Configure External Client App for Guest JWT Authentication

Follow these steps to enable headless guest support for Cart and Checkout APIs using JWT in your B2B Commerce store.

Web applications use Cross-Origin Resource Sharing (CORS) to request resources from origins other than their own. For example, a web page can use CORS to request information about a user from your My Domain login URL or Experience Cloud site URL. In addition to public and allowlisted web pages, Salesforce supports CORS for certain OAuth endpoints when requested from a My Domain login URL or Experience Cloud site URL.

See Enable CORS for OAuth Endpoints for more information.

The External Client App (Connected App) is the foundation of your headless guest support implementation.

Create an external client app in App Manager. Local external client apps are available only on the org where you create them. Packageable external client apps can be packaged for distribution to other orgs. See Create an External Client App for more information.

  1. From Setup, in the Quick Find box, enter App Manager, and then select App Manager.

  2. Click New External Client App.

  3. Enter a name for the external client app to display in the External Client App Manager.

  4. Enter the contact email for Salesforce to use to contact you or your support team.

    Note: This address isn’t given to Salesforce admins who install the app.

  5. Select Enable OAuth in the API (Enable OAuth Settings) area of the page.

    The OAuth Settings area expands and the OAuth settings fields are visible.

  6. Enter the callback URL (endpoint) that Salesforce calls back to your application during OAuth in the App Settings area of the page. It’s the same as the OAuth redirect URI.

    Depending on which OAuth flow you use, the URL is typically the one that a user’s browser is redirected to after successful authorization.

    Example:

    • Store URL: https://mgltd.my.site-com.5ps3ut55w1pn004g6z7ffte3819ke.aa.crm.dev:6101/agent
    • Callback URL: https://mgltd.my.site-com.5ps3ut55w1pn004g6z7ffte3819ke.aa.crm.dev:6101/agent

  7. Select Access unique user identifiers (openid) in the OAuth Scopes area of the page. The returned token can include the ID token.

    Note: The ID token is always included in access token responses.

  8. Select Enable Authorization Code and Credentials Flow in the Flow Enablement area of the page.

  9. Click Create.

OAuth policies are an important part of the external client app OAuth plugin that are generated with default values when an external client app is saved or during deployment to a subscriber org. Admins configure the OAuth policies file for their specific use case.

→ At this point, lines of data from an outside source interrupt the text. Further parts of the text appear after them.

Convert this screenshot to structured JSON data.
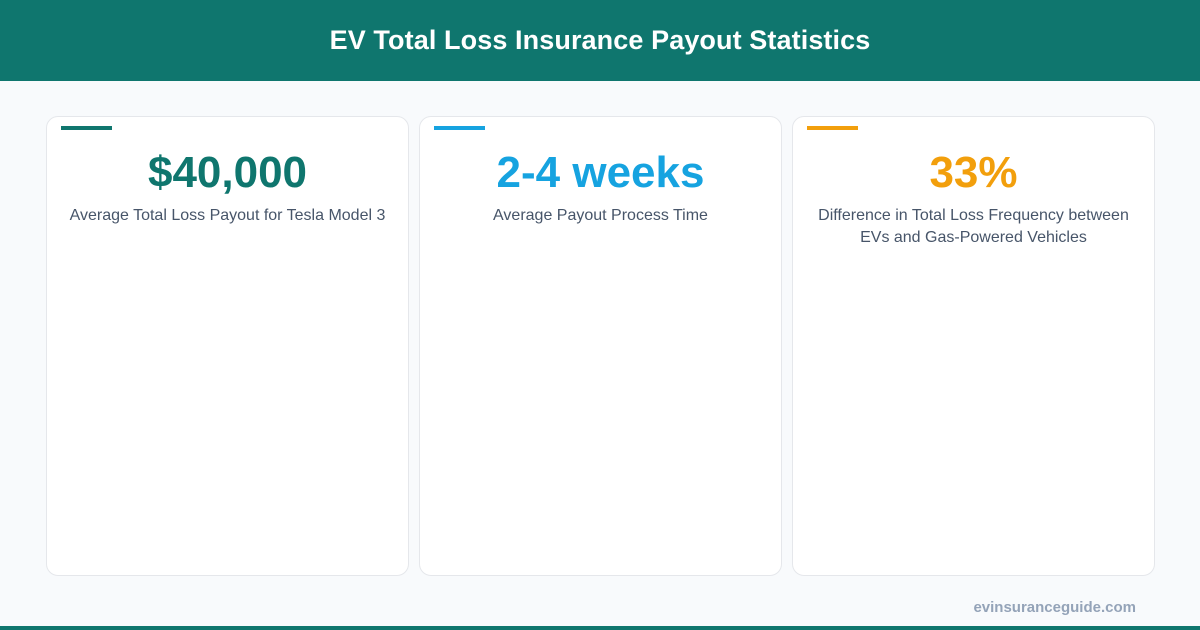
{
  "header": {
    "title": "EV Total Loss Insurance Payout Statistics",
    "background_color": "#0f766e"
  },
  "stats": [
    {
      "value": "$40,000",
      "label": "Average Total Loss Payout for Tesla Model 3",
      "accent_color": "#0f766e"
    },
    {
      "value": "2-4 weeks",
      "label": "Average Payout Process Time",
      "accent_color": "#16a3e0"
    },
    {
      "value": "33%",
      "label": "Difference in Total Loss Frequency between EVs and Gas-Powered Vehicles",
      "accent_color": "#f29f0c"
    }
  ],
  "footer": {
    "site": "evinsuranceguide.com"
  }
}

Policies only apply to the org where they are configured, whether that is the same org where the external client app was created or the external client app was installed. After an admin updates policies, the values persist even if the developer updates the app Settings. See Configure OAuth Policies and Manage External Client Apps for more information.

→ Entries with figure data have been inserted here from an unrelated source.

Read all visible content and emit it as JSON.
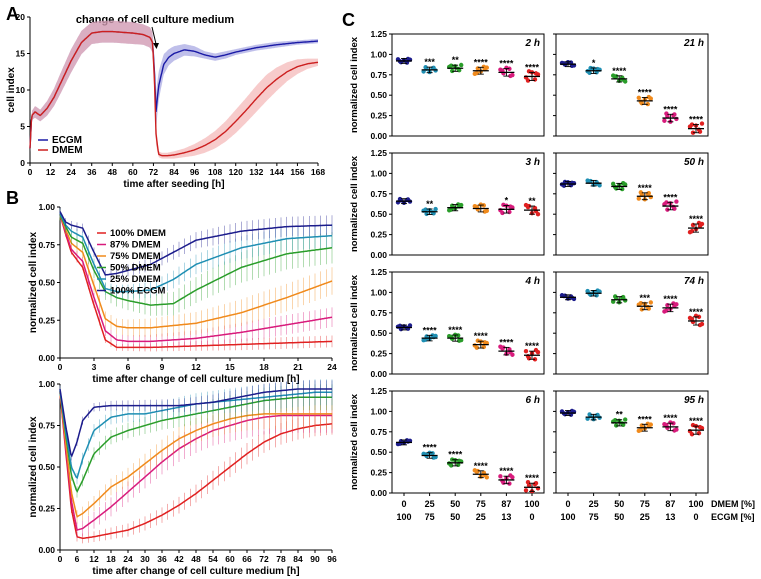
{
  "panel_labels": [
    "A",
    "B",
    "C"
  ],
  "chart_data": [
    {
      "id": "A",
      "type": "line",
      "xlabel": "time after seeding [h]",
      "ylabel": "cell index",
      "xlim": [
        0,
        168
      ],
      "ylim": [
        0,
        20
      ],
      "xticks": [
        0,
        12,
        24,
        36,
        48,
        60,
        72,
        84,
        96,
        108,
        120,
        132,
        144,
        156,
        168
      ],
      "yticks": [
        0,
        5,
        10,
        15,
        20
      ],
      "annotation": "change of cell culture medium",
      "annotation_x": 72,
      "legend": [
        "ECGM",
        "DMEM"
      ],
      "series": [
        {
          "name": "ECGM",
          "color": "#1a1aa6",
          "band": "#8a8ad8",
          "x": [
            0,
            1,
            3,
            6,
            10,
            14,
            18,
            24,
            30,
            36,
            42,
            48,
            54,
            60,
            66,
            70,
            71.5,
            72.5,
            73.5,
            75,
            78,
            81,
            84,
            90,
            96,
            102,
            108,
            114,
            120,
            132,
            144,
            156,
            168
          ],
          "y": [
            2,
            6.5,
            7,
            6.5,
            7.5,
            9,
            11,
            14,
            16.5,
            17.8,
            18,
            18,
            17.9,
            17.8,
            17.6,
            17.2,
            16.5,
            13,
            7,
            10.5,
            13.5,
            14.5,
            15,
            15.5,
            15.3,
            14.8,
            14.5,
            14.8,
            15.2,
            15.8,
            16.2,
            16.5,
            16.7
          ],
          "err": [
            0.5,
            0.6,
            0.8,
            0.8,
            1,
            1.2,
            1.4,
            1.6,
            1.6,
            1.5,
            1.5,
            1.5,
            1.5,
            1.5,
            1.4,
            1.4,
            1.4,
            2,
            2.5,
            2,
            1.4,
            1.1,
            1,
            0.8,
            0.7,
            0.5,
            0.5,
            0.5,
            0.4,
            0.4,
            0.4,
            0.3,
            0.3
          ]
        },
        {
          "name": "DMEM",
          "color": "#cc1f1f",
          "band": "#f0a0a0",
          "x": [
            0,
            1,
            3,
            6,
            10,
            14,
            18,
            24,
            30,
            36,
            42,
            48,
            54,
            60,
            66,
            70,
            71.5,
            72.5,
            73.5,
            75,
            77,
            80,
            84,
            90,
            96,
            102,
            108,
            114,
            120,
            126,
            132,
            138,
            144,
            150,
            156,
            162,
            168
          ],
          "y": [
            2,
            6.5,
            7,
            6.5,
            7.5,
            9,
            11,
            14,
            16.5,
            17.8,
            18,
            18,
            17.9,
            17.8,
            17.6,
            17.2,
            16.5,
            12,
            4,
            1.2,
            1,
            1,
            1.1,
            1.4,
            1.8,
            2.4,
            3.2,
            4.3,
            5.7,
            7.2,
            8.8,
            10.3,
            11.5,
            12.5,
            13.2,
            13.6,
            13.8
          ],
          "err": [
            0.5,
            0.6,
            0.8,
            0.8,
            1,
            1.2,
            1.4,
            1.6,
            1.6,
            1.5,
            1.5,
            1.5,
            1.5,
            1.5,
            1.4,
            1.4,
            1.4,
            2,
            1.5,
            0.4,
            0.4,
            0.4,
            0.5,
            0.6,
            0.8,
            1,
            1.2,
            1.4,
            1.6,
            1.7,
            1.8,
            1.8,
            1.6,
            1.3,
            1,
            0.7,
            0.5
          ]
        }
      ]
    },
    {
      "id": "B-top",
      "type": "line",
      "xlabel": "time after change of cell culture medium [h]",
      "ylabel": "normalized cell index",
      "xlim": [
        0,
        24
      ],
      "ylim": [
        0,
        1
      ],
      "xticks": [
        0,
        3,
        6,
        9,
        12,
        15,
        18,
        21,
        24
      ],
      "yticks": [
        0.0,
        0.25,
        0.5,
        0.75,
        1.0
      ],
      "legend": [
        "100% DMEM",
        "87% DMEM",
        "75% DMEM",
        "50% DMEM",
        "25% DMEM",
        "100% ECGM"
      ],
      "series": [
        {
          "name": "100% DMEM",
          "color": "#e02020",
          "x": [
            0,
            0.5,
            1,
            2,
            3,
            4,
            5,
            6,
            8,
            12,
            16,
            20,
            24
          ],
          "y": [
            0.95,
            0.82,
            0.7,
            0.6,
            0.35,
            0.12,
            0.07,
            0.07,
            0.07,
            0.08,
            0.09,
            0.1,
            0.11
          ],
          "err": 0.03
        },
        {
          "name": "87% DMEM",
          "color": "#d81b7c",
          "x": [
            0,
            0.5,
            1,
            2,
            3,
            4,
            5,
            6,
            8,
            12,
            16,
            20,
            24
          ],
          "y": [
            0.95,
            0.83,
            0.72,
            0.64,
            0.4,
            0.18,
            0.12,
            0.11,
            0.11,
            0.13,
            0.17,
            0.22,
            0.27
          ],
          "err": 0.05
        },
        {
          "name": "75% DMEM",
          "color": "#f08a1c",
          "x": [
            0,
            0.5,
            1,
            2,
            3,
            4,
            5,
            6,
            8,
            12,
            16,
            20,
            24
          ],
          "y": [
            0.95,
            0.85,
            0.76,
            0.7,
            0.48,
            0.26,
            0.21,
            0.2,
            0.2,
            0.23,
            0.3,
            0.4,
            0.51
          ],
          "err": 0.07
        },
        {
          "name": "50% DMEM",
          "color": "#2a9d2a",
          "x": [
            0,
            0.5,
            1,
            2,
            3,
            4,
            5,
            6,
            8,
            10,
            12,
            16,
            20,
            24
          ],
          "y": [
            0.95,
            0.87,
            0.8,
            0.76,
            0.58,
            0.44,
            0.4,
            0.38,
            0.35,
            0.36,
            0.45,
            0.6,
            0.69,
            0.73
          ],
          "err": 0.08
        },
        {
          "name": "25% DMEM",
          "color": "#1f8fb3",
          "x": [
            0,
            0.5,
            1,
            2,
            3,
            4,
            5,
            6,
            8,
            10,
            12,
            16,
            20,
            24
          ],
          "y": [
            0.96,
            0.88,
            0.84,
            0.8,
            0.62,
            0.46,
            0.44,
            0.44,
            0.45,
            0.52,
            0.62,
            0.73,
            0.79,
            0.81
          ],
          "err": 0.06
        },
        {
          "name": "100% ECGM",
          "color": "#1c1c8c",
          "x": [
            0,
            0.5,
            1,
            2,
            3,
            4,
            5,
            6,
            8,
            10,
            12,
            16,
            20,
            24
          ],
          "y": [
            0.97,
            0.9,
            0.88,
            0.86,
            0.7,
            0.55,
            0.56,
            0.58,
            0.62,
            0.7,
            0.78,
            0.84,
            0.87,
            0.88
          ],
          "err": 0.05
        }
      ]
    },
    {
      "id": "B-bottom",
      "type": "line",
      "xlabel": "time after change of cell culture medium [h]",
      "ylabel": "normalized cell index",
      "xlim": [
        0,
        96
      ],
      "ylim": [
        0,
        1
      ],
      "xticks": [
        0,
        6,
        12,
        18,
        24,
        30,
        36,
        42,
        48,
        54,
        60,
        66,
        72,
        78,
        84,
        90,
        96
      ],
      "yticks": [
        0.0,
        0.25,
        0.5,
        0.75,
        1.0
      ],
      "series": [
        {
          "name": "100% DMEM",
          "color": "#e02020",
          "x": [
            0,
            2,
            4,
            6,
            8,
            12,
            18,
            24,
            30,
            36,
            42,
            48,
            54,
            60,
            66,
            72,
            78,
            84,
            90,
            96
          ],
          "y": [
            0.95,
            0.6,
            0.25,
            0.08,
            0.07,
            0.08,
            0.1,
            0.12,
            0.16,
            0.21,
            0.27,
            0.34,
            0.42,
            0.5,
            0.58,
            0.65,
            0.7,
            0.73,
            0.75,
            0.76
          ],
          "err": 0.05
        },
        {
          "name": "87% DMEM",
          "color": "#d81b7c",
          "x": [
            0,
            2,
            4,
            6,
            8,
            12,
            18,
            24,
            30,
            36,
            42,
            48,
            54,
            60,
            66,
            72,
            78,
            84,
            90,
            96
          ],
          "y": [
            0.95,
            0.62,
            0.3,
            0.12,
            0.13,
            0.18,
            0.26,
            0.35,
            0.44,
            0.53,
            0.61,
            0.67,
            0.72,
            0.75,
            0.78,
            0.8,
            0.81,
            0.81,
            0.81,
            0.81
          ],
          "err": 0.08
        },
        {
          "name": "75% DMEM",
          "color": "#f08a1c",
          "x": [
            0,
            2,
            4,
            6,
            8,
            12,
            18,
            24,
            30,
            36,
            42,
            48,
            54,
            60,
            66,
            72,
            78,
            84,
            90,
            96
          ],
          "y": [
            0.95,
            0.65,
            0.35,
            0.2,
            0.22,
            0.28,
            0.38,
            0.44,
            0.52,
            0.6,
            0.67,
            0.72,
            0.76,
            0.79,
            0.81,
            0.82,
            0.82,
            0.82,
            0.82,
            0.82
          ],
          "err": 0.07
        },
        {
          "name": "50% DMEM",
          "color": "#2a9d2a",
          "x": [
            0,
            2,
            4,
            6,
            8,
            12,
            18,
            24,
            30,
            36,
            42,
            48,
            54,
            60,
            66,
            72,
            78,
            84,
            90,
            96
          ],
          "y": [
            0.96,
            0.7,
            0.45,
            0.35,
            0.42,
            0.58,
            0.68,
            0.72,
            0.75,
            0.78,
            0.8,
            0.82,
            0.84,
            0.86,
            0.88,
            0.9,
            0.91,
            0.92,
            0.92,
            0.92
          ],
          "err": 0.06
        },
        {
          "name": "25% DMEM",
          "color": "#1f8fb3",
          "x": [
            0,
            2,
            4,
            6,
            8,
            12,
            18,
            24,
            30,
            36,
            42,
            48,
            54,
            60,
            66,
            72,
            78,
            84,
            90,
            96
          ],
          "y": [
            0.96,
            0.72,
            0.5,
            0.43,
            0.55,
            0.72,
            0.8,
            0.82,
            0.82,
            0.84,
            0.86,
            0.88,
            0.89,
            0.9,
            0.91,
            0.92,
            0.93,
            0.94,
            0.95,
            0.95
          ],
          "err": 0.06
        },
        {
          "name": "100% ECGM",
          "color": "#1c1c8c",
          "x": [
            0,
            2,
            4,
            6,
            8,
            12,
            18,
            24,
            30,
            36,
            42,
            48,
            54,
            60,
            66,
            72,
            78,
            84,
            90,
            96
          ],
          "y": [
            0.97,
            0.75,
            0.56,
            0.65,
            0.78,
            0.86,
            0.87,
            0.87,
            0.87,
            0.87,
            0.87,
            0.88,
            0.89,
            0.91,
            0.93,
            0.95,
            0.96,
            0.97,
            0.97,
            0.97
          ],
          "err": 0.04
        }
      ]
    },
    {
      "id": "C",
      "type": "scatter",
      "ylabel": "normalized cell index",
      "ylim": [
        0,
        1.25
      ],
      "yticks": [
        "0.00",
        "0.25",
        "0.50",
        "0.75",
        "1.00",
        "1.25"
      ],
      "xrow1_label": "DMEM [%]",
      "xrow2_label": "ECGM [%]",
      "dmem_pct": [
        "0",
        "25",
        "50",
        "75",
        "87",
        "100"
      ],
      "ecgm_pct": [
        "100",
        "75",
        "50",
        "25",
        "13",
        "0"
      ],
      "group_colors": [
        "#1c1c8c",
        "#1f8fb3",
        "#2a9d2a",
        "#f08a1c",
        "#d81b7c",
        "#e02020"
      ],
      "panels": [
        {
          "time": "2 h",
          "col": 0,
          "row": 0,
          "means": [
            0.92,
            0.81,
            0.83,
            0.8,
            0.78,
            0.73
          ],
          "sig": [
            "",
            "***",
            "**",
            "****",
            "****",
            "****"
          ]
        },
        {
          "time": "3 h",
          "col": 0,
          "row": 1,
          "means": [
            0.66,
            0.53,
            0.58,
            0.57,
            0.56,
            0.55
          ],
          "sig": [
            "",
            "**",
            "",
            "",
            "*",
            "**"
          ]
        },
        {
          "time": "4 h",
          "col": 0,
          "row": 2,
          "means": [
            0.57,
            0.44,
            0.44,
            0.36,
            0.28,
            0.23
          ],
          "sig": [
            "",
            "****",
            "****",
            "****",
            "****",
            "****"
          ]
        },
        {
          "time": "6 h",
          "col": 0,
          "row": 3,
          "means": [
            0.62,
            0.46,
            0.37,
            0.23,
            0.16,
            0.07
          ],
          "sig": [
            "",
            "****",
            "****",
            "****",
            "****",
            "****"
          ]
        },
        {
          "time": "21 h",
          "col": 1,
          "row": 0,
          "means": [
            0.88,
            0.8,
            0.7,
            0.43,
            0.22,
            0.09
          ],
          "sig": [
            "",
            "*",
            "****",
            "****",
            "****",
            "****"
          ]
        },
        {
          "time": "50 h",
          "col": 1,
          "row": 1,
          "means": [
            0.87,
            0.88,
            0.84,
            0.72,
            0.6,
            0.33
          ],
          "sig": [
            "",
            "",
            "",
            "****",
            "****",
            "****"
          ]
        },
        {
          "time": "74 h",
          "col": 1,
          "row": 2,
          "means": [
            0.94,
            0.99,
            0.91,
            0.83,
            0.81,
            0.65
          ],
          "sig": [
            "",
            "",
            "",
            "***",
            "****",
            "****"
          ]
        },
        {
          "time": "95 h",
          "col": 1,
          "row": 3,
          "means": [
            0.98,
            0.93,
            0.86,
            0.8,
            0.81,
            0.77
          ],
          "sig": [
            "",
            "",
            "**",
            "****",
            "****",
            "****"
          ]
        }
      ]
    }
  ]
}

  1. From Setup, in the Quick Find box, enter External Client Apps Manager, and then select External Client Apps Manager.
  2. From the actions list for the external client app, select Edit Policies.

Then edit the App or OAuth policies.

  1. Click OAuth Policies to expand the section.
  2. Select Admin approved users are pre-authorized from the Permitted Users dropdown in the OAuth Policies area of the page.
  3. To admin-approve users, select permission sets assigned to your app’s users. For more information, see Permission Sets.
  4. Click Save.

Your app can now use the Authorization Code and Credentials Flow for headless login, passwordless login, and registration.

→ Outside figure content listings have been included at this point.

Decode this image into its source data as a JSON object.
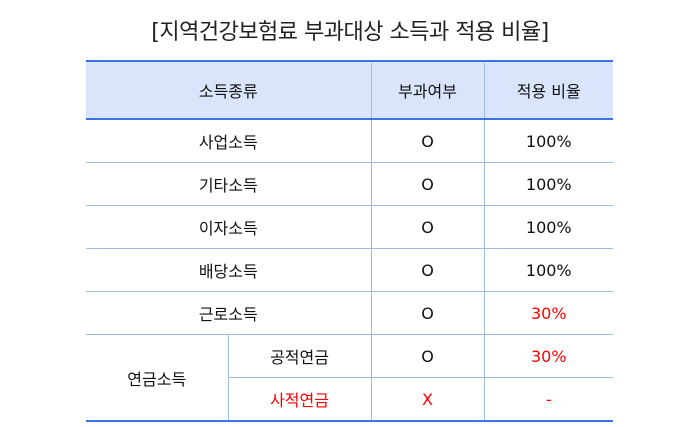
{
  "title": "[지역건강보험료 부과대상 소득과 적용 비율]",
  "headers": [
    "소득종류",
    "부과여부",
    "적용 비율"
  ],
  "rows": [
    {
      "type": "사업소득",
      "charged": "O",
      "rate": "100%"
    },
    {
      "type": "기타소득",
      "charged": "O",
      "rate": "100%"
    },
    {
      "type": "이자소득",
      "charged": "O",
      "rate": "100%"
    },
    {
      "type": "배당소득",
      "charged": "O",
      "rate": "100%"
    },
    {
      "type": "근로소득",
      "charged": "O",
      "rate": "30%"
    }
  ],
  "pension": {
    "group": "연금소득",
    "sub": [
      {
        "type": "공적연금",
        "charged": "O",
        "rate": "30%"
      },
      {
        "type": "사적연금",
        "charged": "X",
        "rate": "-"
      }
    ]
  },
  "colors": {
    "header_bg": "#dae5fb",
    "border_accent": "#3a72e8",
    "highlight": "#ff0000"
  }
}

Use these additional OAuth policies to enable your app for the guest user flow variation.

  1. From the external client app policies page, turn on Enable Code and Credentials Flow for Guest Users in the OAuth Flows and External Client App Enhancements area of the page.
  2. For Guest JSON Web Token (JWT) Timeout, select Use the Experience Cloud guest user session timeout to define how long the guest access token remains valid after it’s issued.
  3. Click Save.

In this OAuth 2.0 client credentials flow, the client app exchanges its client credentials defined in the external app—its consumer key and consumer secret—for an access token.

  1. From Setup, in the Quick Find box, enter External Client Apps Manager, and then select External Client Apps Manager.

  2. Click the external client app.

  3. Click Settings and expand the OAuth Settings section.

  4. From the App Settings section, click Consumer Key and Secret.

    In the Consumer Details page, copy the Consumer Key and Consumer Secret and save them for use in the headless API calls.